A tablesaw was probably your first big shop purchase, and it's the tool you use for almost every project. Choosing the right blade makes a huge difference in how well your tablesaw works: a low-quality blade will give you low-quality results. Everyone needs an all-purpose blade, and you will use it for most of your tasks, but there are also specialty blades designed for ripping, crosscutting or working with materials such as melamine, laminate, MDF or particleboard. In general, the more teeth on a blade, the longer the cut will take but the smoother the resulting edges.
BLADE TALK
All-purpose, general-purpose blades - For rough crosscutting and ripping. Look for blades with about 40 to 60 teeth.
ATB - Alternate top bevel. Refers to the grind of the blade's teeth. The ATB design helps maintain direction and a clean cut.
Combination - Sometimes refers to teeth design-a combination of the ATB and flat-top grinds-and sometimes to how the blade is used, such as the general-purpose blade used to rip and crosscut.
Cross-cutting blades - Sometimes called cut-off or finishing blades. Typically have 60 to 80 teeth.

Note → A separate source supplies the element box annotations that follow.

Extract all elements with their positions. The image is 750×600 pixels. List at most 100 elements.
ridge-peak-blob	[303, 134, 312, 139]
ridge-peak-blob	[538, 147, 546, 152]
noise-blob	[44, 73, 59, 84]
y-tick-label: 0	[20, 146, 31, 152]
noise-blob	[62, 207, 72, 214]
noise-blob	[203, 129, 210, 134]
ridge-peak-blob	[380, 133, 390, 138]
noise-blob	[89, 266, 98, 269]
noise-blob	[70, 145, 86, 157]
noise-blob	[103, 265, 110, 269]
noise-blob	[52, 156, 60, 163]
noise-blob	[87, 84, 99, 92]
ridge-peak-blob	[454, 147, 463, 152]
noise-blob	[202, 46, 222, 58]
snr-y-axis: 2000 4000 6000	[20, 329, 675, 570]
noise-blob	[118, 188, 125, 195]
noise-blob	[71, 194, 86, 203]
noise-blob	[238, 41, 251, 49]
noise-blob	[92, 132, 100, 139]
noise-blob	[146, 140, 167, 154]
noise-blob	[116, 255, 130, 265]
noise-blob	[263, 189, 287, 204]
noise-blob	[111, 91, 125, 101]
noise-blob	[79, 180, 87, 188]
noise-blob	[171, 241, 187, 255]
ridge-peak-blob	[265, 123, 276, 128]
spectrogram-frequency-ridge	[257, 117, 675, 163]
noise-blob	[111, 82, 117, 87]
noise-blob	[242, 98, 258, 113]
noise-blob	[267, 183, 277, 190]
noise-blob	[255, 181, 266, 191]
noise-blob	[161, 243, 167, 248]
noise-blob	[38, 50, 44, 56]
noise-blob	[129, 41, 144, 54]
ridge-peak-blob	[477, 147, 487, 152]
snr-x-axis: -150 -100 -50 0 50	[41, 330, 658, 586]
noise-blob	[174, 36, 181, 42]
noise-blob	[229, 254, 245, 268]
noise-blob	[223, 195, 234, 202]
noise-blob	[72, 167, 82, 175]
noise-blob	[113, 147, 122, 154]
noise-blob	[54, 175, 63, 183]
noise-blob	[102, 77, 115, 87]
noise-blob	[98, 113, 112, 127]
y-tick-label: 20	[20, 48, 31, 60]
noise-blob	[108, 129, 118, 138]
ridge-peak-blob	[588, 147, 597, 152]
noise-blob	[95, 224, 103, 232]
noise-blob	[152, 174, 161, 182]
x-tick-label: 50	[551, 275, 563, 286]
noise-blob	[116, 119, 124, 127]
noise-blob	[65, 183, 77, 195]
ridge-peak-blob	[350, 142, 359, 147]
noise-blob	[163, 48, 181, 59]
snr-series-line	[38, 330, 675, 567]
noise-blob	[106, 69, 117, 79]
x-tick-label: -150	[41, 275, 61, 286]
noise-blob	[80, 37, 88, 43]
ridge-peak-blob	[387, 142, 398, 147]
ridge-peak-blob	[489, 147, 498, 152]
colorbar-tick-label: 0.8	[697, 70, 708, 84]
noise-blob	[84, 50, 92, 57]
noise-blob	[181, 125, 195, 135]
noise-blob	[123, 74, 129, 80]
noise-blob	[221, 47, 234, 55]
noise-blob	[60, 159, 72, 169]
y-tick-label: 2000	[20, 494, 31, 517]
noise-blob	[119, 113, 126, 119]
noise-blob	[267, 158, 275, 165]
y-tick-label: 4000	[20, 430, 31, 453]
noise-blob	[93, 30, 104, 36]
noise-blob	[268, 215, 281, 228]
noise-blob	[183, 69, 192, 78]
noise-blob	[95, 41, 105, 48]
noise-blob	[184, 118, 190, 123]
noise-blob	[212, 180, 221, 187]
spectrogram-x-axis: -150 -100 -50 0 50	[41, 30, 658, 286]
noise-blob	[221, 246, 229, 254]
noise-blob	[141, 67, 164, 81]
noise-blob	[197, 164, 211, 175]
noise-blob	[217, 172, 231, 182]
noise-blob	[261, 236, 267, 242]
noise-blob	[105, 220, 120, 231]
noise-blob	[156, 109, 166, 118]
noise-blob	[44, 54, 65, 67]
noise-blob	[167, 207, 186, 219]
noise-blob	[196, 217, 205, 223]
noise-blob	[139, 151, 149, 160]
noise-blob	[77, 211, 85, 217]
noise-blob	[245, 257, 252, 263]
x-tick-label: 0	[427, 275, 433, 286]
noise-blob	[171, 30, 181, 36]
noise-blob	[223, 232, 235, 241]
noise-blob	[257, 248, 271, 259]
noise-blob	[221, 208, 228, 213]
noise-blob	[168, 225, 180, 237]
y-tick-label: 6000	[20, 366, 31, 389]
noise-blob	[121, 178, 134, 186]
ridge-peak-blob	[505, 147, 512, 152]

Flat top - Refers to shape of teeth grind.
Kerf - The width of material removed by the passage of the saw blade.
Ripping blades - Also called decking, framing or trim blades. Often have 24 teeth.
Specialty blades - Intended for laminates, melamine, particleboard or other materials. Usually have 60 to 80 teeth.
TCG - Triple chip grind. Used to cut melamine and other chip-prone materials.
PRIME CUTS
Woodworking demands cuts in many forms as we crosscut, rip, bevel, trim, mitre, re-saw and dado our way to project completion. Over the past 25 years, new technology has provided us with a gamut of saw blade choices.
Proper blade choice is paramount to good work-after all, it's the blade that does the cutting! Picture a dull, gummed-up blade of the wrong configuration mounted on the very best tablesaw-then compare it with a sharp, clean blade with teeth for the task mounted on any saw. I promise you happiness with the latter.
Although I own a range of tablesaw blades, I rely heavily on a top-quality, full-body, 50- tooth combination blade. It does about 90 per cent of my cutting chores in all types of materials and stock thicknesses. I change it if, for example, there's plenty of fine crosscutting at hand. Also, on a project with many rabbeted edges, I like how a good dado blade performs.
There are four ways to render a better cut easily from almost any blade.
The first is to control the rate of feed. There's a perfect “push” speed for every material and blade that can only come with some experience and common sense. My overall observation is that many woodworkers cut too quickly. Pushing too slow will cause burn marks, but with experience, you will learn to see, feel and even hear when the blade is doing the best job it can.